--Seçimler, zamlar, hayat pahalılığı, maaşlar, soğan fiyatları derken; soğandan haberli, soyandan habersiz yaşayıp gidiyoruz.
--Ormanda yolunu kaybeden Alis ve Tavşanı masalında ki
gibi, hangi yoldan gideceğimizi bilmeden önümüze gelen, önümüze konulan yola
koyulup bir meçhule doğru yola alıyoruz.
--Kişiler olarak da, toplum olarak da. İşin kötüsü,
siyasi projeleri, öngörüleri olması gereken siyasette bizden pek farklı değil.
--Kişiler, partililer, adaylar, yardakçılar, şakşakçılar,
goygoycular, komisyoncular, yüzdeciler, avantacılar ile yan yana, koyun koyuna
yürüyüp, yaşıyoruz artık.
--Kullandığım telefon hattının bütün teşvik ve
tahriklerine hala dayanarak, akıllı telefonum hala telefon, sanal dünya ile
bağlantım da evde ve uygun olunca açtığım bilgisayarım ile.

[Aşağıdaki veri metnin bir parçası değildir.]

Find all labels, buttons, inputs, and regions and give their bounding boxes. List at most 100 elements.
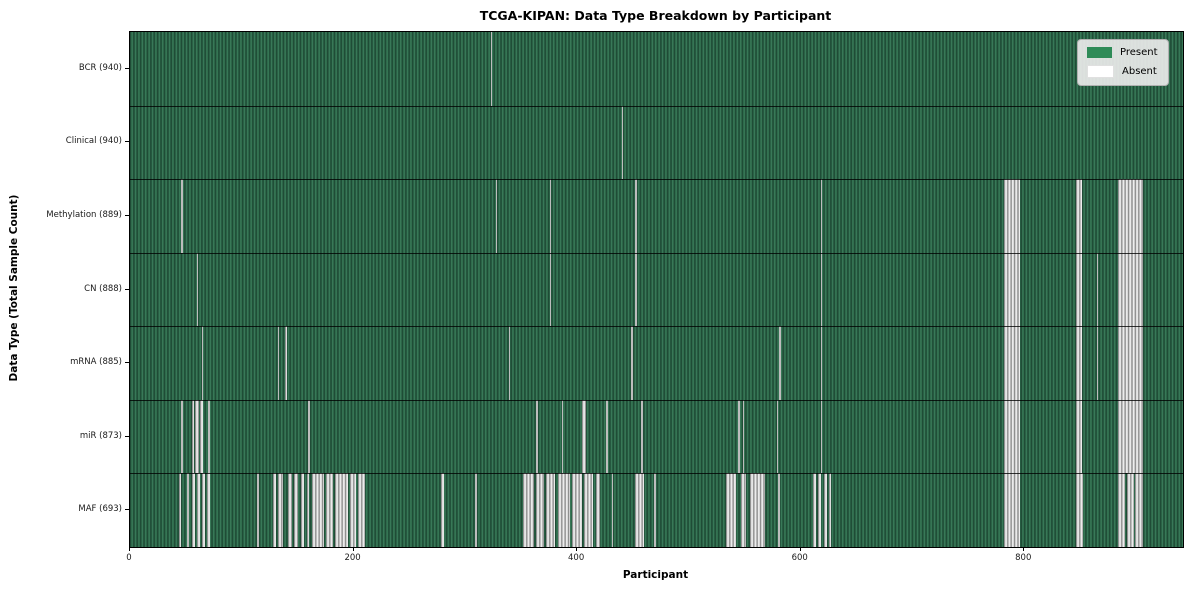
absent-stripe bbox=[1126, 473, 1135, 547]
absent-stripe bbox=[1096, 252, 1098, 327]
absent-stripe bbox=[738, 399, 740, 474]
absent-stripe bbox=[750, 473, 766, 547]
absent-stripe bbox=[581, 399, 586, 474]
absent-stripe bbox=[440, 473, 444, 547]
y-tick-mark bbox=[125, 288, 129, 290]
row-separator bbox=[130, 252, 1183, 254]
absent-stripe bbox=[1004, 179, 1021, 253]
x-tick-label: 600 bbox=[791, 553, 808, 563]
absent-stripe bbox=[1075, 252, 1083, 327]
absent-stripe bbox=[725, 473, 737, 547]
x-tick-mark bbox=[576, 547, 578, 551]
x-tick-mark bbox=[129, 547, 130, 551]
row-separator bbox=[130, 105, 1183, 107]
absent-stripe bbox=[491, 32, 493, 106]
x-axis-label: Participant bbox=[622, 569, 689, 581]
row-separator bbox=[130, 473, 1183, 475]
row-separator bbox=[130, 326, 1183, 328]
absent-stripe bbox=[742, 399, 745, 474]
absent-stripe bbox=[202, 473, 206, 547]
chart-title: TCGA-KIPAN: Data Type Breakdown by Parti… bbox=[479, 8, 832, 23]
absent-stripe bbox=[306, 473, 310, 547]
absent-stripe bbox=[606, 399, 608, 474]
absent-stripe bbox=[195, 399, 199, 474]
x-tick-label: 400 bbox=[568, 553, 585, 563]
present-swatch-icon bbox=[1087, 47, 1112, 58]
absent-stripe bbox=[273, 473, 276, 547]
absent-stripe bbox=[595, 473, 601, 547]
absent-stripe bbox=[828, 473, 832, 547]
absent-stripe bbox=[812, 473, 816, 547]
absent-stripe bbox=[475, 473, 478, 547]
x-tick-mark bbox=[799, 547, 801, 551]
legend-item-absent: Absent bbox=[1087, 65, 1158, 78]
absent-stripe bbox=[779, 326, 782, 400]
absent-stripe bbox=[523, 473, 535, 547]
absent-stripe bbox=[335, 473, 348, 547]
absent-stripe bbox=[545, 473, 556, 547]
absent-stripe bbox=[635, 252, 637, 327]
absent-stripe bbox=[1075, 399, 1083, 474]
absent-stripe bbox=[557, 473, 570, 547]
absent-stripe bbox=[621, 105, 623, 180]
absent-stripe bbox=[1096, 326, 1098, 400]
absent-stripe bbox=[1118, 399, 1144, 474]
absent-stripe bbox=[325, 473, 334, 547]
absent-stripe bbox=[358, 473, 366, 547]
absent-stripe bbox=[549, 179, 552, 253]
absent-stripe bbox=[312, 473, 325, 547]
y-tick-label: Clinical (940) bbox=[65, 136, 122, 147]
x-tick-label: 0 bbox=[126, 553, 132, 563]
absent-stripe bbox=[178, 473, 181, 547]
absent-stripe bbox=[192, 473, 195, 547]
absent-stripe bbox=[308, 399, 310, 474]
x-tick-mark bbox=[352, 547, 354, 551]
row-separator bbox=[130, 179, 1183, 181]
absent-stripe bbox=[1004, 399, 1021, 474]
heatmap-row-mRNA bbox=[130, 326, 1183, 400]
absent-stripe bbox=[277, 326, 280, 400]
absent-stripe bbox=[200, 399, 204, 474]
absent-stripe bbox=[181, 399, 184, 474]
absent-stripe bbox=[277, 473, 283, 547]
absent-stripe bbox=[301, 473, 305, 547]
y-tick-mark bbox=[125, 214, 129, 216]
absent-stripe bbox=[820, 252, 822, 327]
heatmap-plot-area bbox=[129, 31, 1184, 548]
absent-stripe bbox=[820, 179, 822, 253]
absent-stripe bbox=[201, 326, 203, 400]
absent-stripe bbox=[207, 473, 210, 547]
absent-swatch-icon bbox=[1087, 65, 1114, 78]
y-tick-label: CN (888) bbox=[84, 283, 122, 294]
absent-stripe bbox=[187, 473, 189, 547]
absent-stripe bbox=[584, 473, 594, 547]
absent-stripe bbox=[654, 473, 656, 547]
absent-stripe bbox=[818, 473, 822, 547]
heatmap-row-BCR bbox=[130, 32, 1183, 106]
absent-stripe bbox=[1118, 473, 1126, 547]
absent-stripe bbox=[349, 473, 357, 547]
y-tick-label: Methylation (889) bbox=[46, 209, 122, 220]
absent-stripe bbox=[820, 399, 822, 474]
absent-stripe bbox=[572, 473, 583, 547]
y-axis-label: Data Type (Total Sample Count) bbox=[8, 194, 20, 382]
legend-item-present: Present bbox=[1087, 47, 1158, 58]
absent-stripe bbox=[740, 473, 747, 547]
absent-stripe bbox=[549, 252, 552, 327]
absent-stripe bbox=[1118, 179, 1144, 253]
absent-stripe bbox=[1118, 326, 1144, 400]
absent-stripe bbox=[1075, 326, 1083, 400]
absent-stripe bbox=[1118, 252, 1144, 327]
absent-stripe bbox=[641, 399, 644, 474]
absent-stripe bbox=[1004, 473, 1021, 547]
absent-stripe bbox=[635, 179, 637, 253]
y-tick-label: mRNA (885) bbox=[70, 357, 122, 368]
heatmap-row-Clinical bbox=[130, 105, 1183, 180]
absent-stripe bbox=[820, 326, 822, 400]
heatmap-row-MAF bbox=[130, 473, 1183, 547]
x-tick-label: 800 bbox=[1015, 553, 1032, 563]
absent-stripe bbox=[778, 473, 781, 547]
absent-stripe bbox=[196, 473, 200, 547]
heatmap-row-CN bbox=[130, 252, 1183, 327]
heatmap-row-Methylation bbox=[130, 179, 1183, 253]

O da şimdilik bana
yetiyor, artıyor bile!...
--Evde, mazeretli fazla vakit geçirince, TV'kanalları
arsında dans ederken görmüştüm. "Yaparsın Aşkım" Oradan aklıma geldi.
--Kimse kusura bakmasın da, şu olur olmaz yerde "aşkım"
lafına gıcık oluyorum. İlkokulda bile benim için kızların takıştıklarını
bildiğimden, "aşk-meşk" konularında sorunlu birisi de değildim. Ama
böyle iki saat önce tanışıp, tamam omzuna yat elini tut eyvallah da, "aşkım,
aşkım" ile başlayan sözler ve nerede bittiği belli olmayan davranışlar da
neyin nesi ya? Sorması ayıp olmasında, bu kaç günlük ve kaçıncı
"aşkın"?
--Artık iyice "ayran gönüllü" olmak da ne ya?
Her şeyin mi çivisi çıkmak zorunda. Tv dizileri, magazin haberleri de bu tür
şeyleri köpürte köpürte, gençleri ve gençliği tahrik ede ede gidiyor. Hem de
"Milliyetçi ve Mukaddesatçı" iktidarlar döneninde, "yerli ve
milli" bir tavır ve davranış olarak. Çarşaflı/örtülü-açık,Türbanlı-türbansız,
herkes biri birinden özenircesine!.. Yarışırcasına.
--Eşeğini sudan çıkarabiliyor isen ne halt ettiğin de
kimsenin umurunda değil. Sosyal yaşam (ne demekse) denilip geçiliyor.
--Evli kadın, iki çocuğunu bırakıp "aşığına"
kaçıyor. Ne oluyoruz ya. Kimse kusura bakmasın ama 90'lı yıllarda moda olan,
Rusya ve Ukraynalı gelinler ile ilgili süreci merakla izliyordum; ne olacak diye?
Bu yaz Antalya ve Marmaris'te gördüklerimden sonra içim rahat etti. Oh be.
Anlatayım..
--Bir kere, o eğitimli kızlar, bizim bir baltaya sap
olmuş odunlar ile iyi ki de evlenmişler. Ellerinden tutup çarşıya, okula
götürdükleri çocuklarını, giydirip kuşatıp yanlarında ki kocalarını görünce,
iyi ki böyle olmuş dedim
--İyi ki, bizim "aşkım, aşkım"lar aşklarına
gitmişler, ne zaman dönerler bilmem ama onlar sağlıklı ve güzel bir aile
ortamında güzel eşler ve çocuklar yetiştirmekle meşguller.
--Evet ya, bugün pazar bu kadar sosyal sorumluluk yeter.
Ve ben de bugün pazar deyip, şöyle bir sokağa çıkayım ya.
--"Bugün pazar.
Bugün beni ilk defa güneşe çıkardılar.
Ve ben ömrümde ilk defa gökyüzünün
Bu kadar benden uzak
Bu kadar mavi
Bu kadar geniş olduğuna şaşarak
Kımıldamadan durdum.
Sonra saygıyla toprağa oturdum,
Dayadım sırtımı duvara.
Bu anda ne düşmek dalgalara,
Bu anda ne kavga, ne hürriyet, ne karım.
Toprak, güneş ve ben...
Bahtiyarım..."
Nazım'dan, bu dizeleri bize getiren Vedat GÜNYOL'a bin
selam. Işıklar içinde Nazım ile komşu olsunlar.